In order to change the behavior that we admonish so greatly we must as a society rise above this way of thinking. As Gandhi famously said, "We must be the change we want to see in the world."

Every force we put out into the world, whether as an individual or a nation, has an equal and opposite force. We are learning this more than ever in the world of quantum physics and the understanding it reveals of how our thoughts and actions affect every aspect of our reality. These messages are not new however. They have been coming to us since biblical days.

Commandment number six, "Thou shalt not kill."

Luke 6:31 "As you wish other to do to you, do so to them."

Peter 3:8-10 "Finally, all of you, be like-minded, be sympathetic, love one another, be compassionate and humble. Do not repay evil with evil or insult with insult. On the contrary, repay evil with blessing, because to this you were called so that you may inherit a blessing."
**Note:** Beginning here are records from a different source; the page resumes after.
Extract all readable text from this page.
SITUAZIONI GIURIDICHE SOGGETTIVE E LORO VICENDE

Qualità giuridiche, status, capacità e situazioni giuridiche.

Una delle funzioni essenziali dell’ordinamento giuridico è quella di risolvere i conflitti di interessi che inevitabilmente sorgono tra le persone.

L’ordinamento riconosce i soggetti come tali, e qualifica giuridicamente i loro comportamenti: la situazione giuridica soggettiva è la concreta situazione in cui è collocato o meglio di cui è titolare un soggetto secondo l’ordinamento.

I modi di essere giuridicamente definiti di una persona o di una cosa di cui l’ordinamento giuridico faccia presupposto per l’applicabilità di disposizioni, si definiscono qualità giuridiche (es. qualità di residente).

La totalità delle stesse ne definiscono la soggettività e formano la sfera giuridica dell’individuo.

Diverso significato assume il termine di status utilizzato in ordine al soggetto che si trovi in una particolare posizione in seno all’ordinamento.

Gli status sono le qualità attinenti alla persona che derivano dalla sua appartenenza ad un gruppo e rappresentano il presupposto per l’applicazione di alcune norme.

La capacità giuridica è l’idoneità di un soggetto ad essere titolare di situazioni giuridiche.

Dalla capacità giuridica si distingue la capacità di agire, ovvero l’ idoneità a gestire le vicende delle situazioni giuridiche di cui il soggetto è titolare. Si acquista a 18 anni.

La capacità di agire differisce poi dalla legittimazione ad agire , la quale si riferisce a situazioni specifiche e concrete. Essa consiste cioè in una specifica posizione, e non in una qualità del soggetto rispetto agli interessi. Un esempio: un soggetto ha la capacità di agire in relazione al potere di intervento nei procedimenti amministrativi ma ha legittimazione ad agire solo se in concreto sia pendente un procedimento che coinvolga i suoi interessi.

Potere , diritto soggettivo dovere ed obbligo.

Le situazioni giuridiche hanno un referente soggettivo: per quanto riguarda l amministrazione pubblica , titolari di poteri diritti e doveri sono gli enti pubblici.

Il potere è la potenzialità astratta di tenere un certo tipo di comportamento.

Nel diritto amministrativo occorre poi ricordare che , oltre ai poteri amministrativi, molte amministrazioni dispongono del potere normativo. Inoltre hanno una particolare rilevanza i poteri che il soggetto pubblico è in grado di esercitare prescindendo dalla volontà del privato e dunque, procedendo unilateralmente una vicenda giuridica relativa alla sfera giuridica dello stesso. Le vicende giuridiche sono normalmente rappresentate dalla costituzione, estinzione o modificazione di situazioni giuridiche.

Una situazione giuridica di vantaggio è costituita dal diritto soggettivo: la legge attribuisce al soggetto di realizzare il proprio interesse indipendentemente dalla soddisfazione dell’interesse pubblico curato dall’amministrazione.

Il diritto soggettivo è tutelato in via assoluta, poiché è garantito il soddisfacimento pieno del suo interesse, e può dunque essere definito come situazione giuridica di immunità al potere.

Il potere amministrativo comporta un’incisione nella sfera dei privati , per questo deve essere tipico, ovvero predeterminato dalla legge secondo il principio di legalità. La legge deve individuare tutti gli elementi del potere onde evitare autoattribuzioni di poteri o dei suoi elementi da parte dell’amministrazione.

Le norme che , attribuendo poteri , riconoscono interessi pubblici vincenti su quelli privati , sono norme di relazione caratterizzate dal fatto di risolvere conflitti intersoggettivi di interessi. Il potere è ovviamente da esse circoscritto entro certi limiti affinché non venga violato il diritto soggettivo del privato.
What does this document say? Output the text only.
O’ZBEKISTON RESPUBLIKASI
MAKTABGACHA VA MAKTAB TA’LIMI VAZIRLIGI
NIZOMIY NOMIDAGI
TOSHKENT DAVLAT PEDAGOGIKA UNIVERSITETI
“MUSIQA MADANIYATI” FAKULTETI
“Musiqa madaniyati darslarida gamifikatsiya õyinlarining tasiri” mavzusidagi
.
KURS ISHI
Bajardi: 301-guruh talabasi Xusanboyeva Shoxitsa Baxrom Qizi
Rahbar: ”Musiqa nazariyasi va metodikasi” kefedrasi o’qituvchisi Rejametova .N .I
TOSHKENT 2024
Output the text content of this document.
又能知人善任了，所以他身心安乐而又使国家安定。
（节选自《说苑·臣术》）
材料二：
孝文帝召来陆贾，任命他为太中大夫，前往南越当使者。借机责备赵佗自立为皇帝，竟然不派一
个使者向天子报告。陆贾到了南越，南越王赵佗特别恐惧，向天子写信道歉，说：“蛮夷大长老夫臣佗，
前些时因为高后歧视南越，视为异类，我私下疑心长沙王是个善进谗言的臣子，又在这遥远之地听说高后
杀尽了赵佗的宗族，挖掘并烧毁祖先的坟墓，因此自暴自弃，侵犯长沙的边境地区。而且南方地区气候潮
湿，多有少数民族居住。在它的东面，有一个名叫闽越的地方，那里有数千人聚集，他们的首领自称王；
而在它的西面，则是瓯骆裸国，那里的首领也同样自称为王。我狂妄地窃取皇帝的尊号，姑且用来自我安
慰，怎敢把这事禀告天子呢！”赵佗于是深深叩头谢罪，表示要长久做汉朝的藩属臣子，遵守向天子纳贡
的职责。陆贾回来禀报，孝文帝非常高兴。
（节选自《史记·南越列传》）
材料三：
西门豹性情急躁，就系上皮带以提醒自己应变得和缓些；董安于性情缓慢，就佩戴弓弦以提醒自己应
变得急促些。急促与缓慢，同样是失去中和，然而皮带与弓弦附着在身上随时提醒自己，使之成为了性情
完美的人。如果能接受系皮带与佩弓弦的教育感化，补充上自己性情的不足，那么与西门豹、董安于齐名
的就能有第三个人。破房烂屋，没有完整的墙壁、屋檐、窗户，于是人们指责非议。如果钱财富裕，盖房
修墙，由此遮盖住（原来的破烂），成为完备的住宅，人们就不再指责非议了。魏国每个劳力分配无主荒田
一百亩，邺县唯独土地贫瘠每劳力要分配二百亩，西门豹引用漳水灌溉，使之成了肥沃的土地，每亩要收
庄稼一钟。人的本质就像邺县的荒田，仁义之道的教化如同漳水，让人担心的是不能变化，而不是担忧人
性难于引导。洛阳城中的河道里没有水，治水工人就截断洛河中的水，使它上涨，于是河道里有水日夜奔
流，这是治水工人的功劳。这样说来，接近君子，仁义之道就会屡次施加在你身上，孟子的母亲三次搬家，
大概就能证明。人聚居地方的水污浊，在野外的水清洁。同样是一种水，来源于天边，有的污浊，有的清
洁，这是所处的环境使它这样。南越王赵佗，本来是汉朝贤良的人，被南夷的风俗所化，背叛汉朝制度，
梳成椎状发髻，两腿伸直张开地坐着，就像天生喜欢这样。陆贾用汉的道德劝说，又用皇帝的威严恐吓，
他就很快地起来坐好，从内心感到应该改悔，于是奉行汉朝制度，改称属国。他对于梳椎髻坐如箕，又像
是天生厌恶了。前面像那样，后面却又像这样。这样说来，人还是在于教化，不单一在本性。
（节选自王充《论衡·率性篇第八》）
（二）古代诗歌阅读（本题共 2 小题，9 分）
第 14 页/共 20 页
Besides biblical messaging there have been all sorts of common sense and simple wisdom sayings that we have heard for years from our teachers and parents such as the profound and extremely appropriate saying, "Two wrongs do not make a right."

The energy we put out as a civilized nation has a direct effect on what we experience as a nation. We must become more conscious of where we have become hypocrites to our own causes.

"To take a life when a life has been lost is revenge, not justice."
-Desmond Tutu

"Before you embark on a journey of revenge dig two graves." - Confucius

"As if one crime of such nature, done by a single man, acting individually, can be expiated by a similar crime done by all men, acting collectively." -Lewis Lawes, warden of Sing Sing prison in NY in the 1920s and 30s

"What says the law? You will not kill. How does it say it? By killing!" -Victor Hugo, author of Les Miserables

"I was eight years old when my father was murdered. It is almost impossible to describe the pain of losing a parent to a senseless murder ... But even as a child, one thing was clear to me: I didn't want the killer, in turn, to be killed. I remember lying in bed and praying, "Please, God. Please don't take his life, too.' I saw nothing that could be accomplished in the loss of one life being answered with the loss of another." -Kerry Kennedy, daughter of the late Sen. Bobby Kennedy.

This perspective of the counterproductive nature of the death penalty is not offered from some kumbaya notion of all holding hands and believing that our love will solve the issue of murder alone. We have a legal, justice and prison system that takes care of protecting society from those who demonstrate themselves as a threat. We just don't have to go the last step of stepping into vengeance and hatred. We don't have to allow our level of consciousness to go down to the level of the killer by justifying legal murder in cold blood under the rationalization of making society safer. It's simply not the case, so we are actually losing ground in our intended efforts on two accounts.

The whole intention of our justice system is to prevent further injustices. As a people and a nation we should want to learn what causes a mind to think in a way that leads to the abhorrent act or acts of murder while at the same time demonstrate the type of behavior we aspire to see from all people. However, killing the source doesn't get us any closer to the root of the issue. We must be willing to discover this deep root in order to stop the issue from surfacing. Somehow killing as a response to killing doesn't seem like the answer but actually on closer inspection it may be seen as part of the problem.

It is time to reconsider the death penalty as no longer acceptable under any condition. Taking a true stand against the overall idea itself of killing as part of our justice system and nation's collective consciousness will not only make us a more evolved people and enlightened country, but will lead us to a better and more peaceful world.